7In addition to informing and mobilizing groups, the Internet has also expanded the terrain of culture jamming with laser-projected messaging, the creation of subversive web sites (such as those generated by the Yes Men (www.theyesmen.org), and Google bombs that expose and ridicule abusive individuals and corporations. The group the Electronic Disturbance Theater, with its focus on electronic civil disobedience (e.g., www.thing.net/~rdom/ecd/ecd.html), embodies this new electronic ethos. Its members, who have combined theory and politics with performance art, and computerized resistance with mass decentered electronic direct action, have, for example, developed webjamming tools to flood and block corporate and supranational organization websites. It's also important to note here that there's a long history of electronic hacking that has been critically appropriated by this new generation of hacktivists. Hacktivism–a combination of grassroots political protest and computer hacking–has assumed the earlier waves' electronic populist and anticorporate values, and has become a powerful force in the globalization debate.

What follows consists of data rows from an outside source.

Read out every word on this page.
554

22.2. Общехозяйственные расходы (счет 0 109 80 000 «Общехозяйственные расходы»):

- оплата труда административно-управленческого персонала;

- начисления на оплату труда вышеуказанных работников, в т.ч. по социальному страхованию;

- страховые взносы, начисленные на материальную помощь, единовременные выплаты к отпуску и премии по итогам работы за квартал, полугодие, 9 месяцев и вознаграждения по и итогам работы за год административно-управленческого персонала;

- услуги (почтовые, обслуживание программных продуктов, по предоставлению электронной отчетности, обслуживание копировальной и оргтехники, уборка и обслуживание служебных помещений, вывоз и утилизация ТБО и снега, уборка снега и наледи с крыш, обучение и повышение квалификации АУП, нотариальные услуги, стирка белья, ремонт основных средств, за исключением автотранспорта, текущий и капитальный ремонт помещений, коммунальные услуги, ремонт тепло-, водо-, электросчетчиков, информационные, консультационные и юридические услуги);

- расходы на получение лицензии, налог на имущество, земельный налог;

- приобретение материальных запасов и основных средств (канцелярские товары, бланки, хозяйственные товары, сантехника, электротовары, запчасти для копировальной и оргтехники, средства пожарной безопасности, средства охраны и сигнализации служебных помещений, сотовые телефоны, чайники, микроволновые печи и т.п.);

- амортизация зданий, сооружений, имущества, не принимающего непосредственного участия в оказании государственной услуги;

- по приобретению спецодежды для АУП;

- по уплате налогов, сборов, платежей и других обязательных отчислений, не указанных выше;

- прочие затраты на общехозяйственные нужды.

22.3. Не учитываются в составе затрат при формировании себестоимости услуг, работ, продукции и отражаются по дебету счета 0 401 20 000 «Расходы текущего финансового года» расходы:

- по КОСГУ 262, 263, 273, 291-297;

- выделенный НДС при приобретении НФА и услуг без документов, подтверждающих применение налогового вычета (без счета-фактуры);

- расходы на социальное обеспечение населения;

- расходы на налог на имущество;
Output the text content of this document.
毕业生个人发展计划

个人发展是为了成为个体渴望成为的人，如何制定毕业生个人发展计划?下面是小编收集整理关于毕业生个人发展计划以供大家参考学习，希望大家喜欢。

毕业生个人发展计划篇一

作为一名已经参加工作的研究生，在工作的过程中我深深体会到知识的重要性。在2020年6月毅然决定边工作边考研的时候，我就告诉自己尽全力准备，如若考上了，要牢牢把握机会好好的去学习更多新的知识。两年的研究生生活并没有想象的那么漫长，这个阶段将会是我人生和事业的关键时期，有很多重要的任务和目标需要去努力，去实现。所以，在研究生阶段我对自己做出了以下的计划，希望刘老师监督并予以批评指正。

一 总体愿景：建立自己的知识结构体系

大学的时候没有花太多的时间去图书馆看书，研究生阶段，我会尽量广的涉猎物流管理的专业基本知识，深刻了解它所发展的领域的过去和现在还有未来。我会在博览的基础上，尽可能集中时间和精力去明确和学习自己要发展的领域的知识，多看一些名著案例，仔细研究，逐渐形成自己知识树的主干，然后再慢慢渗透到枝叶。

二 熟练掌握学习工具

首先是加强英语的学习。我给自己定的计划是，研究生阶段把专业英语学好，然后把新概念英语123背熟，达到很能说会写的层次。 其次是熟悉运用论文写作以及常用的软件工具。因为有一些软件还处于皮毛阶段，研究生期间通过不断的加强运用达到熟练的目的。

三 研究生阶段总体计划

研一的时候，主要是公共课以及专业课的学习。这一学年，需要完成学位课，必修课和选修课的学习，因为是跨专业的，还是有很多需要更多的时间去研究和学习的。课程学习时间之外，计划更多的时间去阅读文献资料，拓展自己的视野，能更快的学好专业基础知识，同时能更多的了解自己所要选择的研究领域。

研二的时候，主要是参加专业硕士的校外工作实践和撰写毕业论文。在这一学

8The Chiapas Media Project is a fine example of the power of alternative media and the mobilization of youth (www.chiapasmediaproject.org).

9While some theorists see the Internet as working within the model of the public sphere–as a communication medium that is decentered and nonhierarchical– a key issue that needs to be confronted pertains to the realities of the digital divide. How is it possible to link all groups both locally and globally when computer technologies, software, and technological literacy are so unequally distributed, especially in poor communities and between the North and the South? Part of this analysis should include exploring the impact of the Open Source Movement, which offers free software and helps people get "connected." Cultural workers need to investigate why many well-established NGOs refuse to support the dissemination of open source social network technologies. We should also pay close attention to how the race to commercialize the Net is impacting politics–both real and virtual. As part of this effort, a great deal more investigation is necessary into the corporate and government bodies currently trying to colonize cyberspace. This is a particularly urgent mission in a post-9/11 world where the threat of "terrorism" is being used as the pretext for curbing online rights, privacy, and access to information. What victories have been won by groups are fighting against this repression–groups such as the Electronic Frontier Foundation (www.eff.org), the Center for Democracy and Technology (www.cdt.org), and Computer Professionals for Social Responsibility (www.cpsr.org)?

10Video games are also an interesting form of interactive media that can reinforce or challenge existing oppressive ideologies around identity construction.